• Yusuf Is Flying Home

    Yusuf Is Flying Home
    by
    25 August 2019 | 12:14

    Our readers contact us daily. Unfortunately, we know more about their problems than about their joys. More often, we hear about serious problems, which seem  like they cannot be resolved. 

    On August 20, I learned that Mrs. Ala is trying to set up a charity, but is facing dozens of bureaucratic problems and barriers. The same day, Mrs. Alexandra told us that she no longer knows what to do with her daughter-in-law. In Alexandra’s opinion, her daughter-in-law seems to care more about the house in which she raised her two sons, rather than having a good relationship with Alexandra’s son, who is still her child despite being sixty years old.

    That same day, Timofei Dilan visited us to report angrily that Poșta Moldovei lost the application that he had sent on June 11, 2019, to the European Court of Human Rights (ECHR) in Strasbourg, France. The man has evidence that the application has not reached its destination. Poșta Moldovei representatives shrug their shoulders on the issue. 

    Timofei Dilan has not received an official response yet, but the electronic data, which we verified in the newsroom, shows that his letter disappeared on June 12 at 6.34 pm, before leaving Moldova. Poșta Moldovei has some explanations to give. Due to the fact that it did not send his application to the ECHR, the legal term in which Dilan could appeal to the European High Court was exceeded. Now, Timofei Dilan doesn’t know what he can do.  

    Let Poșta Moldovei say if there were any orders given by current authorities that no request be sent to the ECHR from the Republic of Moldova. With or without orders, can Poșta Moldovei now do Dilan justice, instead of the ECHR? Can Poșta Moldovei compensate him for the moral and material damages incurred because of this institution? Mr Dilan is in a series of lawsuits, but he is still determined to start a new case, in order to find his letter, and to find out who has not allowed his application to reach Strasbourg.

    Every day, the citizens confuse ZdG with official state institutions. We ask them why they come to us and why they don’t appeal to the Government, City Hall, the Court, the Prosecutor’s Office, the Anti-Corruption Council, the Police or Social Assistance. They say firmly that they have lost confidence, that they need time to regain it. 

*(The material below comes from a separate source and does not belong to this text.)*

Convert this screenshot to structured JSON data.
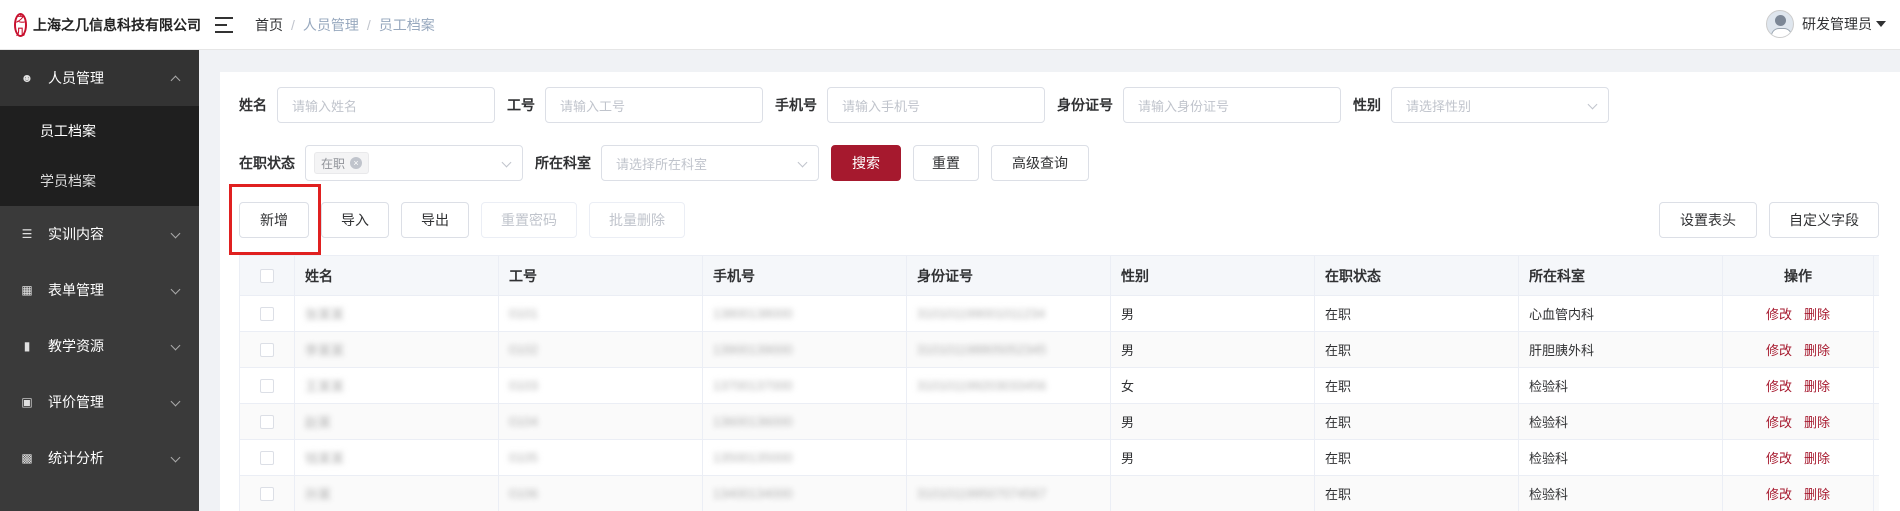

    This is exactly what Ala Ilașciuc, from the village of Aluniș in the Râșcani district, told us. She called us at the end of July, angry that since August 1, 2018, she’s been futilely trying to reunite her family, half left in Prizren, Kosovo. 

    After years of absence, Ala decided to visit her parents and returned home along with her two children, 10 year-old Lidiana and 3 year-old Yusuf. Ala is a Moldovan citizen. Her son, Yusuf has a birth certificate issued in Kosovo, where he was born and his father is from. However the Moldovan state refused to issue any kind of documents for Yusuf, stating that Kosovo is not recognized as a state at the international level.

    For one year, Ala has been demonstrating to a number of institutions that all her documents are certified by the United Nations Interim Administration Mission in Kosovo, [Moldova being a UN member state]. It wasn’t enough. The woman hired a lawyer, knocked on numberless doors, but it was in vain. For more than a year, her husband and older daughter lived in Kosovo, while she and Yusuf, a child deprived of documents and any rights in Moldova, stayed in Aluniș. 

    In July, Ala called the newsroom. She told us that she could not bear being away from her family any longer. She told us that she spent thousands of euros on transportation fees, on translations and authentications of documents, on legal services, and that her call to the ZdG was her last hope. Then she sent us all the documents accumulated during the year from the Public Services Agency, from the Ministry of External Affairs and European Integration, from the Ministry of Internal Affairs and more.

    She told us that she tried to leave for her home and family in Kosovo with the documents that Yusuf had, but they wouldn’t let her pass the border. We analyzed the dozens of letters that were full of revolt and the pain of separation from loved ones. We decided to send them, on behalf of ZdG, to the Government’s State Chancellery, where a young man named Andrei Spânu had just been appointed as Secretary General. He received Ala’s case and promised that, within a week, he would identify a solution for the reunification of the family. 

    Andrei Spânu also spoke with Ala. He gave her his cell phone number and they agreed to communicate whenever needed. I spoke to Ala a few days ago. She was very happy. “We are leaving in a few days. The documents are ready. We have plane tickets. You can’t imagine how impatient my family is to meet us. I can’t believe that the problem that couldn’t be solved for a year was solved within a week,” Ala said. 

    I can hardly remember a state official responding so receptively in the 15 years of ZdG’s existence.